I’d like to suggest a couple of alternatives that my colleagues did not. The first alternative is inspired by time-of-use pricing as used in electricity, or by the types of dynamic pricing contracts used in car rentals. If I know well enough in advance that I want a car at 2AM on New Year’s Eve, why not offer me a contract in which I can make a reservation at a firm price, albeit one that is higher than the base price? Then Uber could, say, take reservations for 50% of their fleet, and leave the other 50% open for spot-market transactions. With that model, those customers who are risk averse and want to make sure to have a car at a particular time at a reasonable price will have an option. But if they can’t commit to a time for a pickup, then they suck it up and deal with the spot market.

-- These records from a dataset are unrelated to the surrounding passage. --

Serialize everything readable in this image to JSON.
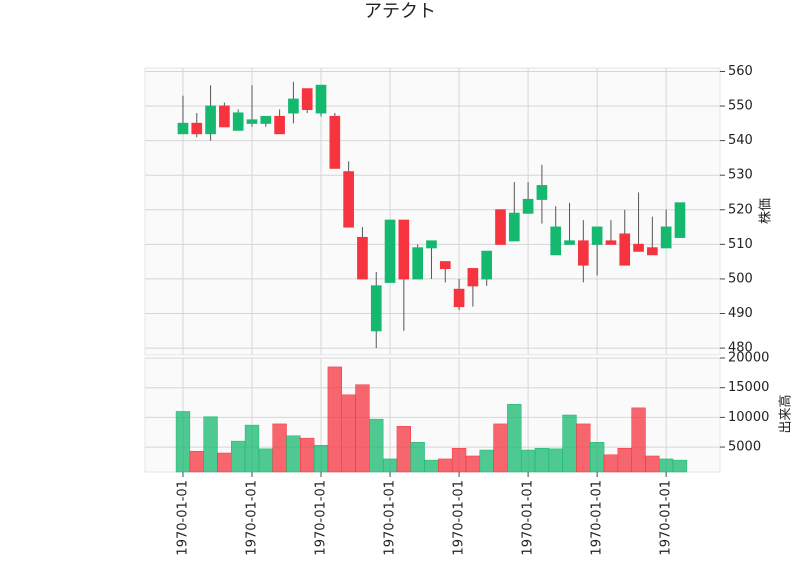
{
  "chart_data": [
    {
      "type": "candlestick",
      "title": "アテクト",
      "ylabel": "株価",
      "up_color": "#14b86f",
      "down_color": "#f5343f",
      "wick_color": "#555555",
      "open": [
        542,
        545,
        542,
        550,
        543,
        545,
        545,
        547,
        548,
        555,
        548,
        547,
        531,
        512,
        485,
        499,
        517,
        500,
        509,
        505,
        497,
        503,
        500,
        520,
        511,
        519,
        523,
        507,
        510,
        511,
        510,
        511,
        513,
        510,
        509,
        509,
        512
      ],
      "high": [
        553,
        548,
        556,
        551,
        549,
        556,
        547,
        549,
        557,
        555,
        556,
        548,
        534,
        515,
        502,
        517,
        517,
        510,
        511,
        505,
        500,
        503,
        508,
        520,
        528,
        528,
        533,
        521,
        522,
        517,
        515,
        517,
        520,
        525,
        518,
        520,
        522
      ],
      "low": [
        542,
        541,
        540,
        544,
        543,
        544,
        544,
        542,
        545,
        548,
        547,
        532,
        515,
        500,
        480,
        499,
        485,
        500,
        500,
        499,
        491,
        492,
        498,
        510,
        511,
        519,
        516,
        507,
        510,
        499,
        501,
        510,
        504,
        508,
        507,
        509,
        512
      ],
      "close": [
        545,
        542,
        550,
        544,
        548,
        546,
        547,
        542,
        552,
        549,
        556,
        532,
        515,
        500,
        498,
        517,
        500,
        509,
        511,
        503,
        492,
        498,
        508,
        510,
        519,
        523,
        527,
        515,
        511,
        504,
        515,
        510,
        504,
        508,
        507,
        515,
        522
      ],
      "xlim": [
        -2.75,
        38.9
      ],
      "xticks": [
        {
          "value": 0,
          "label": "1970-01-01"
        },
        {
          "value": 5,
          "label": "1970-01-01"
        },
        {
          "value": 10,
          "label": "1970-01-01"
        },
        {
          "value": 15,
          "label": "1970-01-01"
        },
        {
          "value": 20,
          "label": "1970-01-01"
        },
        {
          "value": 25,
          "label": "1970-01-01"
        },
        {
          "value": 30,
          "label": "1970-01-01"
        },
        {
          "value": 35,
          "label": "1970-01-01"
        }
      ],
      "ylim": [
        478,
        561
      ],
      "yticks": [
        480,
        490,
        500,
        510,
        520,
        530,
        540,
        550,
        560
      ],
      "grid": true
    },
    {
      "type": "volume",
      "ylabel": "出来高",
      "values": [
        11000,
        4300,
        10100,
        4000,
        6000,
        8700,
        4700,
        8900,
        6900,
        6500,
        5300,
        18500,
        13800,
        15500,
        9700,
        3000,
        8500,
        5800,
        2800,
        3000,
        4800,
        3500,
        4500,
        8900,
        12200,
        4500,
        4800,
        4700,
        10400,
        8900,
        5800,
        3700,
        4800,
        11600,
        3500,
        3000,
        2800
      ],
      "ylim": [
        800,
        20000
      ],
      "yticks": [
        5000,
        10000,
        15000,
        20000
      ],
      "grid": true
    }
  ]
}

The second alternative is less relevant to the Uber example, but in lots of markets that could have dynamic pricing, we can use technology to automate our responses to the price. I’ve gone on ad nauseam about the potential for transactive technology in retail electricity markets, and it’s applicable in other markets too — automated reservation bots for making a flight reservation if the price on your preferred itinerary on your dates goes below a trigger price that you set, or a device in your car or an app on your phone that receives the current toll level and tells you whether or not to take the toll road, wait to go home, etc. Transactive technolgies reduce the cognitive barriers associated with price uncertainty, as well as reducing the transaction costs of using dynamic pricing in the first place.